Black Hats, tax havens: Australia’s biggest insider trading probe revealed
On September 30, 2020, a car mysteriously pulled up at a postbox in Golden Four Drive in Bilinga, a tiny coastal town in Queensland, just over the NSW border. The driver, having mailed his missive, turned around and drove back south.
The letter, sent to the Brisbane home of Ronald and Wanda Doyle, was addressed to their elder son, Stephen. It contained a single ASIC document that outlined Stephen’s questionable transfer of Nuix shares to his Swiss-based brother Ross.
At the time Stephen was the chief financial officer of Nuix, a data analytics software company that boasted on its website that it helps clients such as the Australian Tax Office, the Australian Securities and Investments Commission and the Australian Federal Police “to find the truth from any data in a digital world”.
The unknown sender didn’t include an explanatory note with the document, but the message it was intended to convey was clear: people were watching Doyle and knew about the transfer to his brother.
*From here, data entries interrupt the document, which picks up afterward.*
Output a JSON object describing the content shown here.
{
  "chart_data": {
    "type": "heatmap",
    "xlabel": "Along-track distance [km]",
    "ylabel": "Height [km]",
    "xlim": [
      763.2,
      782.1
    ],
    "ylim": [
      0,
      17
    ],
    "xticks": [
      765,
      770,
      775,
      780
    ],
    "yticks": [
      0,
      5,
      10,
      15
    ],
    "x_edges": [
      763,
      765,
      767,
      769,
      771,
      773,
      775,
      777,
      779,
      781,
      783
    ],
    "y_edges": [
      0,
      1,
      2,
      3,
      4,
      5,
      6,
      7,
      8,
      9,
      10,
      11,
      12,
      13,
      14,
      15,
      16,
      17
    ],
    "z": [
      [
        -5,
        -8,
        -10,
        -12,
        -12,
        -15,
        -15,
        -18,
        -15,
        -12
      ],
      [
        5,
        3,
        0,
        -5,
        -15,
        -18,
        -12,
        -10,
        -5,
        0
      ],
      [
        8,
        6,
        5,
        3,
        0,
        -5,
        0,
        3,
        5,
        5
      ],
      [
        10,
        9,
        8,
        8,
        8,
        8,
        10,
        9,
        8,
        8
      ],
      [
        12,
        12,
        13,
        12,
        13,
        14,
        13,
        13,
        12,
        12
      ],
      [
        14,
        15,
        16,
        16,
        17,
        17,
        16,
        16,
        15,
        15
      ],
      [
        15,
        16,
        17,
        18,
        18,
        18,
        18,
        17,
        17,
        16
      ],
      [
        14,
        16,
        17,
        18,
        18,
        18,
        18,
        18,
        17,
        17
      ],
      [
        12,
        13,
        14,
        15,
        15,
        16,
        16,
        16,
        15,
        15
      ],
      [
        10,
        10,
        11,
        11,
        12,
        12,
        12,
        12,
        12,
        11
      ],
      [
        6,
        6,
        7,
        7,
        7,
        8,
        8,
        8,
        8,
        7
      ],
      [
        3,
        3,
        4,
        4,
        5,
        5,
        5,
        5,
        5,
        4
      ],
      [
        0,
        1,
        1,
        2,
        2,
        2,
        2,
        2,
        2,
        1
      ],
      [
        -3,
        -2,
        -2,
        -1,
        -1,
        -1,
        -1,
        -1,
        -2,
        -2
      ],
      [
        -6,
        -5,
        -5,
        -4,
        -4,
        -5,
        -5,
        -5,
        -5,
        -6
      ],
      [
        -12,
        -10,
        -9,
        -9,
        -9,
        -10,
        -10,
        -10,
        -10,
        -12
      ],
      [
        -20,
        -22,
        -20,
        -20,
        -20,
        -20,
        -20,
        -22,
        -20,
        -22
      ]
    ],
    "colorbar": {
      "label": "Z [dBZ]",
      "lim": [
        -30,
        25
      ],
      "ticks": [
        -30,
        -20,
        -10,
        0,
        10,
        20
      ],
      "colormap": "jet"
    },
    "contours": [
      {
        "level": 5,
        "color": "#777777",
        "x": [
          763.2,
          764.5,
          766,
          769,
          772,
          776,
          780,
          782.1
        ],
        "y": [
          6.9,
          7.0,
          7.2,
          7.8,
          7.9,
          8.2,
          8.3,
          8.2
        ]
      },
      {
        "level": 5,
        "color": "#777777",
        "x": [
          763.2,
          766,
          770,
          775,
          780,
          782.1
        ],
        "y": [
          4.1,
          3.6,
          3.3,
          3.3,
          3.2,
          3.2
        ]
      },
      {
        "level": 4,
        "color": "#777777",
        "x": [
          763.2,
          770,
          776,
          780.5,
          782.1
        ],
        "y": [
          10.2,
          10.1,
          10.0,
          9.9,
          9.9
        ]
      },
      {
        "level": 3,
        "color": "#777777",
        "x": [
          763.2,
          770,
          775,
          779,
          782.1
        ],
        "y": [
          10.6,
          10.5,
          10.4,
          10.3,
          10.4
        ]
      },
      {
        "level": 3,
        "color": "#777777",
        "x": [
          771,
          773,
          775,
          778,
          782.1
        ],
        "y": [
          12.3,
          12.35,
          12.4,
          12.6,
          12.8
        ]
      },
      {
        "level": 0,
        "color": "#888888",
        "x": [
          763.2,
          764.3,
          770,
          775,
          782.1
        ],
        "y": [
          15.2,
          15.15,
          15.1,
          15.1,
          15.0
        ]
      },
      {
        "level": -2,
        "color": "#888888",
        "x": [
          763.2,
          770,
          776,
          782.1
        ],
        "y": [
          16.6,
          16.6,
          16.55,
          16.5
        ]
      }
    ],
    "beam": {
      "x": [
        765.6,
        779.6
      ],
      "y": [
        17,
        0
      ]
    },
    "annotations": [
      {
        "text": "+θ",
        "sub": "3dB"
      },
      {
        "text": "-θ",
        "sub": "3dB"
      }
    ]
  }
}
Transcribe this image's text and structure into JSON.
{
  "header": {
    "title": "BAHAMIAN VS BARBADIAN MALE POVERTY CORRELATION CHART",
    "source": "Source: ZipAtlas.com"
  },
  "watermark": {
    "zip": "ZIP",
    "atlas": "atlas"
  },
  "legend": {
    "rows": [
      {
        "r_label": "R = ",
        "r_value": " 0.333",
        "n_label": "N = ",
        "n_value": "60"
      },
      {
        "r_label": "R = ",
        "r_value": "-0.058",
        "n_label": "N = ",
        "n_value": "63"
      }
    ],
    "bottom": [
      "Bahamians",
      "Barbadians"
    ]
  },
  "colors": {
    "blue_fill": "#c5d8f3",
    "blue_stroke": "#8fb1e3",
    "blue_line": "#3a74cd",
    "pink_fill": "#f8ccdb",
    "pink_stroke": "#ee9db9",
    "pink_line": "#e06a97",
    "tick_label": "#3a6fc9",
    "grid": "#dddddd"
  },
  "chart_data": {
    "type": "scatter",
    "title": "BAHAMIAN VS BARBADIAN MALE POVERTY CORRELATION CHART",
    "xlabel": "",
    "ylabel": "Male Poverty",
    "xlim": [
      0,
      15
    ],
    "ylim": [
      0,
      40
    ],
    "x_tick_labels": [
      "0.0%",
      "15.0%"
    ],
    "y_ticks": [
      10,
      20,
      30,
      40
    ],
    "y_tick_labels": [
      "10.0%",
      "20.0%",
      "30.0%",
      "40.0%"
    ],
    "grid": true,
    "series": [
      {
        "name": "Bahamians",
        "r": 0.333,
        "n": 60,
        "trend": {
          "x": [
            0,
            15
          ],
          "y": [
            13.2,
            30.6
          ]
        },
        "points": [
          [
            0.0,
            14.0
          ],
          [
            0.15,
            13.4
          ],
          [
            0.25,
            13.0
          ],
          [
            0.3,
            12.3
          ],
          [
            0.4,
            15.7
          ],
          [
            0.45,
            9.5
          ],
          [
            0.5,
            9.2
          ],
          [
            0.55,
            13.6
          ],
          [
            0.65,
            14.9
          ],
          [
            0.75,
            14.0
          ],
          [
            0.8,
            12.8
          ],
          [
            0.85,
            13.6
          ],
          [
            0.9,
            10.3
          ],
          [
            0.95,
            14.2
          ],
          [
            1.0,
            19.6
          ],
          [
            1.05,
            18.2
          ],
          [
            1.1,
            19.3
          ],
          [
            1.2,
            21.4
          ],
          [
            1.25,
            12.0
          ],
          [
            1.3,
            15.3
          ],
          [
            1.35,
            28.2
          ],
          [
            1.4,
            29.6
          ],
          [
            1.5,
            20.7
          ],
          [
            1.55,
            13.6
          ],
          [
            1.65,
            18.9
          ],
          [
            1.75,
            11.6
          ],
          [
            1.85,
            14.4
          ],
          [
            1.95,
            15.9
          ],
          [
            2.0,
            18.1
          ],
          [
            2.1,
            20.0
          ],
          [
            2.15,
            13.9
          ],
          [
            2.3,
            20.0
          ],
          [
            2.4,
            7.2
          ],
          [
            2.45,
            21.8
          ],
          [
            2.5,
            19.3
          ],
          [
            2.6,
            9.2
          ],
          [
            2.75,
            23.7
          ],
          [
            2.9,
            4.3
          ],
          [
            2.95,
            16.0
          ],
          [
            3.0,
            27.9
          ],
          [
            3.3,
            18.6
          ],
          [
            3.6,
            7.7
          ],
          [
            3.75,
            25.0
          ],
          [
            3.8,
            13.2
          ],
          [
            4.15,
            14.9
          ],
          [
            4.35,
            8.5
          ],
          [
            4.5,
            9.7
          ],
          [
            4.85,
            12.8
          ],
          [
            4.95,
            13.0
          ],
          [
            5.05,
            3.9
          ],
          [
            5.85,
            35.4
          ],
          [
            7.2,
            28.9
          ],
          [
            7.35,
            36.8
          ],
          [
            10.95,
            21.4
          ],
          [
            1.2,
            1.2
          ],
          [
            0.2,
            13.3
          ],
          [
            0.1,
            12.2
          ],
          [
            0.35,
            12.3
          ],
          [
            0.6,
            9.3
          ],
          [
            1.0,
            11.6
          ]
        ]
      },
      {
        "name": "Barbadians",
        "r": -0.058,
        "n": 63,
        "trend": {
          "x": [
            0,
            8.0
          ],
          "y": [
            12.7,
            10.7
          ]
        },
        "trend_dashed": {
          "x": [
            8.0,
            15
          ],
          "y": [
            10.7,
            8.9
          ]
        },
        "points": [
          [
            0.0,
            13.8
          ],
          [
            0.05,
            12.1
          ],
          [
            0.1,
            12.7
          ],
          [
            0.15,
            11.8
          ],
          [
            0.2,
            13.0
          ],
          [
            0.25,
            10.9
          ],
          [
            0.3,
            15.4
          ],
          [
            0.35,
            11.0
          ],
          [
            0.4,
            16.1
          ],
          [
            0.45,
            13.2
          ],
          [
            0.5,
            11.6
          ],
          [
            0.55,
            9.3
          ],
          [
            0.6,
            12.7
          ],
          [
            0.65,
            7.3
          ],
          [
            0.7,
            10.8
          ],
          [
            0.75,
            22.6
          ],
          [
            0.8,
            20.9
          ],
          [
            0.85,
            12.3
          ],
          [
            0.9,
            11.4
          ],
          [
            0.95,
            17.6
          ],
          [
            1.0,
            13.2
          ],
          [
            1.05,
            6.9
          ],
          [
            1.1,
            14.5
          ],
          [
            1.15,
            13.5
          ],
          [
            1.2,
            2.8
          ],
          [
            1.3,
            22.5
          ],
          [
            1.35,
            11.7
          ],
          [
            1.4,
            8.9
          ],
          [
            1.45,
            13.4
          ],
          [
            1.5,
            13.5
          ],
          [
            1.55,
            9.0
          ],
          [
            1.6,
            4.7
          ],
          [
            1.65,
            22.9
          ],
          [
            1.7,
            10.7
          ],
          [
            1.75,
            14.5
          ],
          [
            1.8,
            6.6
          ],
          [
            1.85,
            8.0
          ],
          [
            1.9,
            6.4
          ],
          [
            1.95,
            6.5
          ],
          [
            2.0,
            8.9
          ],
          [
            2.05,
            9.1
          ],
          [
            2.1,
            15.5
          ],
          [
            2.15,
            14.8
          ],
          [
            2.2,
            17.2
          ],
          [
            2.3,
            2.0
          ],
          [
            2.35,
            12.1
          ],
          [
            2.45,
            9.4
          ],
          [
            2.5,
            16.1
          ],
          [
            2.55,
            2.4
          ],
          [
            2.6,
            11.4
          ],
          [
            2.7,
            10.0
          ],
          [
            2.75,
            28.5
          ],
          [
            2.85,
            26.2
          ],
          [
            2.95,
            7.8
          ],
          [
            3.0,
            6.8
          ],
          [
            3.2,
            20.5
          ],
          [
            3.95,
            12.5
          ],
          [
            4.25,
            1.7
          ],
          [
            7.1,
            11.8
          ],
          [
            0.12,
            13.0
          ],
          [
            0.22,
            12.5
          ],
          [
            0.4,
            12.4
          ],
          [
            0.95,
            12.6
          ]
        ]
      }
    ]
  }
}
That share transfer is now part of an ASIC investigation into whether Stephen Doyle, together with his brother and father, may have pulled off one of the country’s biggest insider trading heists using a labyrinth of companies in offshore tax havens to disguise their tracks.
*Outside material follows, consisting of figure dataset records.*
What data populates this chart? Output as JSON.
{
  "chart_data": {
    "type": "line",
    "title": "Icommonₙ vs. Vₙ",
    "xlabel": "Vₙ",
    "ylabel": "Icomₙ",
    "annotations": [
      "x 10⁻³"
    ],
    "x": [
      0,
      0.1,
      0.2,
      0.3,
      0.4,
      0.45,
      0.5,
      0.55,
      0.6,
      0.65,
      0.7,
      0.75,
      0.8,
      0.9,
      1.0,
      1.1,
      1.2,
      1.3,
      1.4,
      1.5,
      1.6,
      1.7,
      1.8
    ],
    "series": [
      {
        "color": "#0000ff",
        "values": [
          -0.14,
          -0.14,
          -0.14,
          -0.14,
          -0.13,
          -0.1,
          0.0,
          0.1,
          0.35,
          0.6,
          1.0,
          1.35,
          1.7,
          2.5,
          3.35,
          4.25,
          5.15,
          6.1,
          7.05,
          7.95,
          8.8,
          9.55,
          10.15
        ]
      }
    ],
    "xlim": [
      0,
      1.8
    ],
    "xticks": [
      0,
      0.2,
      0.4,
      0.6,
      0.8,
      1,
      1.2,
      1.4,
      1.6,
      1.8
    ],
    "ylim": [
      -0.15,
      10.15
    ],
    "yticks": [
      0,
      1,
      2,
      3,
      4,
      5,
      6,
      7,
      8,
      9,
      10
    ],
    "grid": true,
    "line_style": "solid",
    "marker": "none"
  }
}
Key to their transactions was a Singaporean company, with the apt name Black Hat - a term used for someone, often a hacker, who uses their skills for malicious purposes or personal gain.
ASIC is investigating whether the Doyles’ company Black Hat was used to secretly “dispose of 1.8 million Nuix shares” based on inside information which Stephen Doyle possessed through his position at Nuix, according to ASIC’s affidavit supporting a travel restraint order against Ross Doyle that was released this week.
The Doyle brothers, born eighteen months apart, both became accountants following their graduation from the University of Queensland and both share a passion for long-distance running.
Stephen, 50, became Nuix’s CFO in February 2011, having previously worked in smaller tech companies including a two-year stint in China.
His brother Ross, 49, worked at investment bank UBS and later as CFO of one of Australia’s largest coal producers Glencore Coal, where, according to his LinkedIn profile, he managed “over $30 billion of assets with large and complex workflows delivering billions of profit annually”.
For the past decade, Ross and his wife Rebekah have been based in Switzerland where he has been involved in a number of start-ups and resources companies. He is currently the managing director of renewable energy company GRID Powr (sic). “I’m also a crypto investor and advocate of blockchain and other disruptive mechanisms,” he says on LinkedIn.
Black Hat was set up by Ross on November 24 last year - six days after Nuix applied to list on the ASX. Nuix lodged a 320-page prospectus for potential investors containing rosy financial forecasts. It was then spruiked to investors as a glamorous tech stock that would grow by 20 per cent a year. They lapped it up in spades, pushing the share price 40 per cent higher on the first day of trading, December 4. Six weeks later, on January 22, the stock had almost doubled, hitting a high of $11.86.